Ils écrivent le roman de leur famille

ecrire un journal

Aujourd’hui un article a retenu l’attention de Charlotte notre nouvelle stagiaire. C’est un article sur le roman de famille dont voici des extraits que je vous laisse découvrir. Un grand merci à Denis Peiron, article de La Croix du 3 janvier 2017 dont vous pouvez lire l’intégralité 

« Qu’il s’agisse de revisiter sa vie, de transmettre un patrimoine humain ou de faire œuvre littéraire, beaucoup ressentent le besoin d’écrire leur histoire familiale. »

Transmettre sur des histoires de famille peut se faire oralement. « Les personnes qui sautent le pas de l’écriture ont souvent été marquées par une rupture, éprouvent une souffrance ou en tout cas poursuivent une quête », relève Sylvie Faujanet, psychopraticienne qui co-anime à Paris des groupes de parole autour de ce thème. Elles écrivent, poursuit-elle, pour « comprendre, éclairer, combler ». Se lancer dans cette aventure permet parfois de lever des zones d’ombre ou de comprendre pour « mettre à distance des événements (suicides, accidents) qui se sont reproduits de génération en génération et ainsi ne plus transmettre inconsciemment ces fantômes familiaux ». A chaque personne de savoir ce qu’il advient de son ouvrage.

D’autres démarches peuvent s’avérer plus ludiques à travers une recherche de généalogie ou plus littéraires ou historiques. Dans ce cas la saga familiale utilise la vie familiale dans un contexte historique. Claude Gutman a réunit toutes les démarches puisqu’il a placé l’histoire des sa vie à partir de sa naissance en Palestine sous mandat britannique, son immigration en France à l’âge de 6 ans, le divorce de ses parents, le poids du secret lié à l’interdiction de dire qu’il était juif et sa mère restée en Kibboutz. De quoi nourrir vis à vis de ses proches de sincères ressentiments. Au fil de son œuvre, Claude Gutman a tenté de comprendre ses origines et particulièrement l’origine de ses colères. Que serait devenu Claude Gutman s’il n’avait pas écrit ses livres : Fou ? peut-être, se hasarde-t-il. Revisiter le passé familial m’a permis, peu à peu, de lui donner une autre couleur. »

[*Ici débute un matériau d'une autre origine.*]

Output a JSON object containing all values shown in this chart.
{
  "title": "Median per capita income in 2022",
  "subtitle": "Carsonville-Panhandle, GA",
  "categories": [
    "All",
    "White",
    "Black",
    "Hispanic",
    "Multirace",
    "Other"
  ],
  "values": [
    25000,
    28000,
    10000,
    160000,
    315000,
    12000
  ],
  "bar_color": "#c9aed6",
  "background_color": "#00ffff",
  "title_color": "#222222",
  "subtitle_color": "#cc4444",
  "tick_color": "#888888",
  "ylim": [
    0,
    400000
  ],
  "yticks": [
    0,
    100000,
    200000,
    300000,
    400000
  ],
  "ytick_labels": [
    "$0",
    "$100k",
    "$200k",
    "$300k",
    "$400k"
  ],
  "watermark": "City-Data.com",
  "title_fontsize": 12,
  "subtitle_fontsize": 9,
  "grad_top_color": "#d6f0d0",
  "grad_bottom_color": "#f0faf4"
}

« Lorsque j’écris, je pense souvent à mes enfants » Nicolas

Christine Ulivucci, psychanalyste et psychothérapeute, explique que cette démarche doit être une envie ou un besoin proprement personnel de l’auteur. Il ne doit pas y avoir de quelconque pression extérieure de la part d’un individu proche ou lointain. Avoir une histoire familiale, une lignée, une filiation. Selon elle, la mise sur papier peut apporter un sentiment de sécurité grâce à la place affirmée que l’auteur se crée dans sa famille. La transmission orale est essentielle mais écrire présente l’avantage d’une nécessaire introspection.

Quelques repères pour recourir à un biographe :

  • Il existe environ 1000 biographes officiels en France, certains sont donc plus compétents que d’autres. Toujours évaluer ce qu’un biographe a publié pour vérifier ses capacités rédactionnelles.
  • Aucun diplôme n’est requis. Toutefois une formation en psychologie ou dans le social s’avère toujours précieuse.
  • Les prix varient mais il faut compter en moyenne 2500 euros pour 12 à 15 heures d’entretien. Le nombre d’exemplaires est souvent compris entre 10 et 50.

Quelques repères littéraires :

  • Souvenirs d’enfance de Marcel Pagnol
  • Vipère au poing Hervé Bazin
  • Le livre de ma mère Albert Cohen
  • Des gens très bien d’Alexandre Jardin

D’autres textes en lien avec cet article :

  • Les traces écrites du passé sont un trésor
  • L’influence de nos ascendants sur notre vie
  • Ainsi qu’un document sur les tragédies en héritages à écouter sur France Culture.

Le regard de Quokka :

Le journal intime, le carnet de notes, sont ils des pratiques perdues ? Pas vraiment puisque le Bullet journal fait fureur ! Il semble que la mise sur papier de ses émotions, de ses perceptions, continue de s’imposer comme une pratique aux vertus thérapeutiques incontestables, pour les parents comme pour les ados.

En espérant que cet article vous offrira une belle réflexion.